"The Ends of Modernization: Nicaragua and the United States in the Cold War Era"

Event Details

End: March 20, 2023
Contact: rwheatley@historians.org

This event is part of the Washington History Seminar series. It is cosponsored by the AHA and the Woodrow Wilson Center and features author David Lee and commentators Cynthia Aronson and Eline van Ommen. Register here. 


The Ends of Modernization studies the relations between Nicaragua and the United States in the crucial years during and after the Cold War. David Johnson Lee charts the transformation of the ideals of modernization, national autonomy, and planned development as they gave way to human rights protection, neoliberalism, and sustainability. Using archival material, newspapers, literature, and interviews with historical actors in countries across Latin America, the United States, and Europe, Lee demonstrates how conflict between the United States and Nicaragua shaped larger international development policy and transformed the Cold War.

David Johnson Lee is a professor at Temple Univesrity where he also recieved his Ph.D. He is the author of The Ends of Modernization: Nicauragua and the United States in the Cold War (Cornell University Press, 2021) as well as many other reviews and articles. 

Cynthia J. Arnson, a distinguished fellow and former director of the Wilson Center’s Latin American Program, is one of the country’s foremost experts on the Spanish-speaking countries of the Western Hemisphere. During more than 20 years at Wilson, she has testified before the House and Senate and has produced scores of publications on Colombia, Central America, Argentina, Venezuela, security and organized crime, energy, human rights, and U.S. policy in Latin America. A former foreign policy aide in Congress, Arnson has also held positions at Human Rights Watch and in academia.

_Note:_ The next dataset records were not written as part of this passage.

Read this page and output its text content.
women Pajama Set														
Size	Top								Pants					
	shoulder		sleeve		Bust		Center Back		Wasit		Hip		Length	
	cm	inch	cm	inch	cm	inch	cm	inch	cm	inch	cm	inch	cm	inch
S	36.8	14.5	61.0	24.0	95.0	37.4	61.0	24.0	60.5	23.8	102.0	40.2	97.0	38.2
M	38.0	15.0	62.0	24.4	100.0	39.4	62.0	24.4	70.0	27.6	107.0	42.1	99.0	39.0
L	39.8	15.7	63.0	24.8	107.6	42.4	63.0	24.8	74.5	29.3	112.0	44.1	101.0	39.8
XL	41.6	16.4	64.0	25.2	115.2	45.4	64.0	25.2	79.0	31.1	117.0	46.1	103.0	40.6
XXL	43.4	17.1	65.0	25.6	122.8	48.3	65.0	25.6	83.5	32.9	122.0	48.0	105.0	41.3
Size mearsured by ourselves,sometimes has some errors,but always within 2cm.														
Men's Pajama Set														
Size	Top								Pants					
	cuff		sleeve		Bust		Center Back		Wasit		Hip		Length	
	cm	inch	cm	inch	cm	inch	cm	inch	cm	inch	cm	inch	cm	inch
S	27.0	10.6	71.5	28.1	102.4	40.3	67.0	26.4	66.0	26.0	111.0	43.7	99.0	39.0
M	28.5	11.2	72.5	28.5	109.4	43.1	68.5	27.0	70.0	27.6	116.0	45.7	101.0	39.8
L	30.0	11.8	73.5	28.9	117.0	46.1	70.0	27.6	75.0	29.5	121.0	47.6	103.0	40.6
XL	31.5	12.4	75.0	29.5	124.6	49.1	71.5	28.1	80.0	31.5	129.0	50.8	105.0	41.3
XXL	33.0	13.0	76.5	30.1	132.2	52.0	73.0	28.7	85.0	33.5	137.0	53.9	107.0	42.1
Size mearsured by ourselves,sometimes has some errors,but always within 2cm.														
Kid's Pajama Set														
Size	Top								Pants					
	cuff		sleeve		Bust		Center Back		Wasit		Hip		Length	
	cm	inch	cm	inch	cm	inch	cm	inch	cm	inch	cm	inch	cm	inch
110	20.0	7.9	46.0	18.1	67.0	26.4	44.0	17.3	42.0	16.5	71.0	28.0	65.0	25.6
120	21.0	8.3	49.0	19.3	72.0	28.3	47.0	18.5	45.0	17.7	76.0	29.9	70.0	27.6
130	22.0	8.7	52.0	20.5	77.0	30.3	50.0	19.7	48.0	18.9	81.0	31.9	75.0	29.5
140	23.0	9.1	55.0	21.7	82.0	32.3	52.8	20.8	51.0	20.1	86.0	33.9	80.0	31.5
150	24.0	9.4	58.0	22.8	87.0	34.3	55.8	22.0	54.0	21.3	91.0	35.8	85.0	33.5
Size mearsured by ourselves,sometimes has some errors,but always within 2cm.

Eline van Ommen is a Lecturer in Contemporary History at the University of Leeds. Her specialities include the Cold War in Central America, transnational activism, and revolutionary diplomacy. Eline’s forthcoming monograph (University of California Press) deals with the international and transnational history of the Nicaraguan Revolution, focusing specifically on revolutionary Nicaragua’s relations with Western European countries and peoples. It draws on archives and oral history interviews in Nicaragua, Cuba, the United States, the Netherlands, Germany, and the United Kingdom. She previously taught at Utrecht University and obtained her PhD in International History at the London School of Economics and Political Science in 2020.